しかし、それ以外の加筆部分に関しては満足できるものとなっている。
凛・・・作中屈指の人気キャラだが原作では死亡確定。PS2版でも変更なし。和み匣では過去の回想が入るだけ、と悉く救われない。その挙句、本作では生きたまま目玉をくり抜かれるというとんでもなくグロいシーンを渾身のCG付きで見せられる。このCGが本当にエグくて目玉と繋がっている神経までCGに描写されているのは痛々しいことこの上なかった。イノグレはどこまで凛をいじめれば気が済むのだろうと思ったが、何とこの状態まで追い込まれながら凛は秋五に救出される。
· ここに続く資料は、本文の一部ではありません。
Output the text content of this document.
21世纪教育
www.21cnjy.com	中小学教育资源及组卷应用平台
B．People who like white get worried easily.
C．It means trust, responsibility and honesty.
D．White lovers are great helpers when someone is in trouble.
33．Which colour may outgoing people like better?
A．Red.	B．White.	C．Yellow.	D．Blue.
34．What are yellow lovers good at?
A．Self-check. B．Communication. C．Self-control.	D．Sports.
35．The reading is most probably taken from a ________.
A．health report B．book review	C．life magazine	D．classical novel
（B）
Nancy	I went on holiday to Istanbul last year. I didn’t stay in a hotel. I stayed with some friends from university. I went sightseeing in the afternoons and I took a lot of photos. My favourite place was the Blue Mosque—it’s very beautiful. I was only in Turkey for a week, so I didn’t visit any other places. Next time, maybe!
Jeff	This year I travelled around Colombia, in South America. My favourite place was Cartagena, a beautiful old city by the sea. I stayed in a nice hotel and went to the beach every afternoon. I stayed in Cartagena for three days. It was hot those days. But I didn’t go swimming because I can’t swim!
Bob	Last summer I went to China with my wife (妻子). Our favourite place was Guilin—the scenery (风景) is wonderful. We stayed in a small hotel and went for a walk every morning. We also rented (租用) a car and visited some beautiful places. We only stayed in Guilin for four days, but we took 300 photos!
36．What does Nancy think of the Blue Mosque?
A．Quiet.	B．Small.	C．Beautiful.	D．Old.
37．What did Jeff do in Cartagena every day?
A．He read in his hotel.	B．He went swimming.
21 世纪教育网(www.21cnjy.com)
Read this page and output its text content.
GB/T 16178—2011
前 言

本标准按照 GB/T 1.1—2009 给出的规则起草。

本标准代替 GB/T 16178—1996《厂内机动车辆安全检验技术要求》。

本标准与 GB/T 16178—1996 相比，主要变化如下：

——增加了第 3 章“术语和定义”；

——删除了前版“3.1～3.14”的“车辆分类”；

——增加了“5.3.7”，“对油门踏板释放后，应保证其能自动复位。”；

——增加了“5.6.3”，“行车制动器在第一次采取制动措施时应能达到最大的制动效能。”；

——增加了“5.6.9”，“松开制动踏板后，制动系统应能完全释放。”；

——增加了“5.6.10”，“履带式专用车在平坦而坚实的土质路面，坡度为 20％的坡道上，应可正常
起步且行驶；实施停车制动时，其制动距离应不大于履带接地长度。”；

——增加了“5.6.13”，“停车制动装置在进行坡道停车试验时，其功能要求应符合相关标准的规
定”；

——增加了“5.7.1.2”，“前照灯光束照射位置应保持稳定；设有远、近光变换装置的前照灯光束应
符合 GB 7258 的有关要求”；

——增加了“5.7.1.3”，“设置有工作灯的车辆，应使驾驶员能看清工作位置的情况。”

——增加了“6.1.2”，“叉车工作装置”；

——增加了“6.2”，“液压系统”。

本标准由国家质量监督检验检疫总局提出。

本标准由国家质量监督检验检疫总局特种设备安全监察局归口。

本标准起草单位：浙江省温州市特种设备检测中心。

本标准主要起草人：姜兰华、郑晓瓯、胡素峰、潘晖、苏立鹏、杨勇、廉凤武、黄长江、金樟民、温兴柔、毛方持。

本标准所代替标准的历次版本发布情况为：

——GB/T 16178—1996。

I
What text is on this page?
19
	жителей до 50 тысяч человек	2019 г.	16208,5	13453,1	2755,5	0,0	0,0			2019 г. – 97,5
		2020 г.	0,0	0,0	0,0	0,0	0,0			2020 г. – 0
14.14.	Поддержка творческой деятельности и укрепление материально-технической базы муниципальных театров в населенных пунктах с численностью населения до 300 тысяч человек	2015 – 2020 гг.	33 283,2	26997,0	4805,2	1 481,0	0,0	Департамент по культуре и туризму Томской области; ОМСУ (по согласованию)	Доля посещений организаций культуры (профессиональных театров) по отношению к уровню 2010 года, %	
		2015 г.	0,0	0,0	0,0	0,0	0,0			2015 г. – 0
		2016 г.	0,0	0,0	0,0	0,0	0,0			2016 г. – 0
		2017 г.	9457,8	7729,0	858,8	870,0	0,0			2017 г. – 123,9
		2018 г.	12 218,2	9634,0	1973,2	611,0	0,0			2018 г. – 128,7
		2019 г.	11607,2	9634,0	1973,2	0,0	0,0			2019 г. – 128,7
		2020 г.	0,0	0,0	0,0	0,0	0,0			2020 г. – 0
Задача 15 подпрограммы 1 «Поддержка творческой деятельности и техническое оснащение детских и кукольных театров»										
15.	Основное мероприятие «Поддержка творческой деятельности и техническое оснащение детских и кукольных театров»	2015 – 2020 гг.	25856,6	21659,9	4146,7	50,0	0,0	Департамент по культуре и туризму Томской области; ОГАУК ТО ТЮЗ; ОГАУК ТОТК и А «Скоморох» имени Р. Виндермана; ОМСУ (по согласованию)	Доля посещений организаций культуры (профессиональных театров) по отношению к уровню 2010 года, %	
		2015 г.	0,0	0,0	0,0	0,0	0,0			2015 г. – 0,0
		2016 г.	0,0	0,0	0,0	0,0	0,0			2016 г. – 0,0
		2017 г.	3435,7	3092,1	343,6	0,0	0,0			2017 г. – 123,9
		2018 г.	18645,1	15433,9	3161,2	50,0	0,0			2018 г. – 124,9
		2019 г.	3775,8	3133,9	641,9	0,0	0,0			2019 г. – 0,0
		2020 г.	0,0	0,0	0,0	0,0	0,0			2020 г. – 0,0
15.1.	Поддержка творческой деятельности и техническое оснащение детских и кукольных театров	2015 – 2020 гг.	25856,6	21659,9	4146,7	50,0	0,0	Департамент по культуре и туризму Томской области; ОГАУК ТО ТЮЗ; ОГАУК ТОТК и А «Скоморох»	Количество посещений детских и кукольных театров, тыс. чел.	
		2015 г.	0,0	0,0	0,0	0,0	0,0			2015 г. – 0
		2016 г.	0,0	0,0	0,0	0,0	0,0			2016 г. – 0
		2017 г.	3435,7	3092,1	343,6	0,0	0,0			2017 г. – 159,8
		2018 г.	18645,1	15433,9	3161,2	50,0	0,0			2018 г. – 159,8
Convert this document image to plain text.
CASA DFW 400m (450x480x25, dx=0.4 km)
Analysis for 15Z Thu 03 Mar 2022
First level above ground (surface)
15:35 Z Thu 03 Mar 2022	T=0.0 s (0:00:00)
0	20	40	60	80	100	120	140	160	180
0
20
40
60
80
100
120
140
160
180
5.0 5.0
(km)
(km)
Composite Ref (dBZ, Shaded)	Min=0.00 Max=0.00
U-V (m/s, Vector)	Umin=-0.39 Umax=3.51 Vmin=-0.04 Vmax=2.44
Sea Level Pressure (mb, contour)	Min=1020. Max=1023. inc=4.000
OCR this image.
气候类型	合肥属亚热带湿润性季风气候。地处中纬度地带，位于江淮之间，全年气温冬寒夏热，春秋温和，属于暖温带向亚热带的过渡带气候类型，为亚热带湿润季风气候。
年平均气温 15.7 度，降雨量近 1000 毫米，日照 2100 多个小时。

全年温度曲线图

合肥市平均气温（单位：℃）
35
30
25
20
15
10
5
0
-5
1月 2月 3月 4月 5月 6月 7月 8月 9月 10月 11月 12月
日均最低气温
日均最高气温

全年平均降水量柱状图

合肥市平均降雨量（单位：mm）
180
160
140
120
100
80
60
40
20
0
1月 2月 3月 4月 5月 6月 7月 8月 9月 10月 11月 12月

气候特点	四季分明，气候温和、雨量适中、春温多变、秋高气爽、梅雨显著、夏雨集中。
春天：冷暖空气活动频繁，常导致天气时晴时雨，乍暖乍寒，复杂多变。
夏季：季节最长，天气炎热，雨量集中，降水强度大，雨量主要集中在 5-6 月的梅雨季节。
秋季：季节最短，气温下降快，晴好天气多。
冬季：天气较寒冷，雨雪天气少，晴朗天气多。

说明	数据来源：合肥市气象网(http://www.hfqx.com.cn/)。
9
片目が空洞になっているCGもあってこれもまた痛ましいのだが、こんな状態でも地下室から生きたまま脱出するのだ。
隻眼で洋服の立ち絵が新規として追加されているが、和装以外の凛はかなり新鮮だった。
18年越しにようやく救いが与えられた瞬間である。
楼子・・・異国の血が入っているということで西洋的な美しさを持つ少女。幼いころに一度出会っている秋五と感動の再会を果たすものの、原作ではあっけなく殺された事実が語られるか、校門の柵に串刺しにされるかの二択でこちらも救いが無かった。
本作では、攫われそうになっている楼子を秋五が救出し、一端故郷の出雲に避難させて秋五と楼子が婚約だけしておいて、出雲で学業を修めたのちに数年後東京で二人が再開するという個別エンドが用意されている。
せっかく感動の再会を果たしたところ、即行で退場する彼女は見てて切ないものがあったので本当に救済されてよかった。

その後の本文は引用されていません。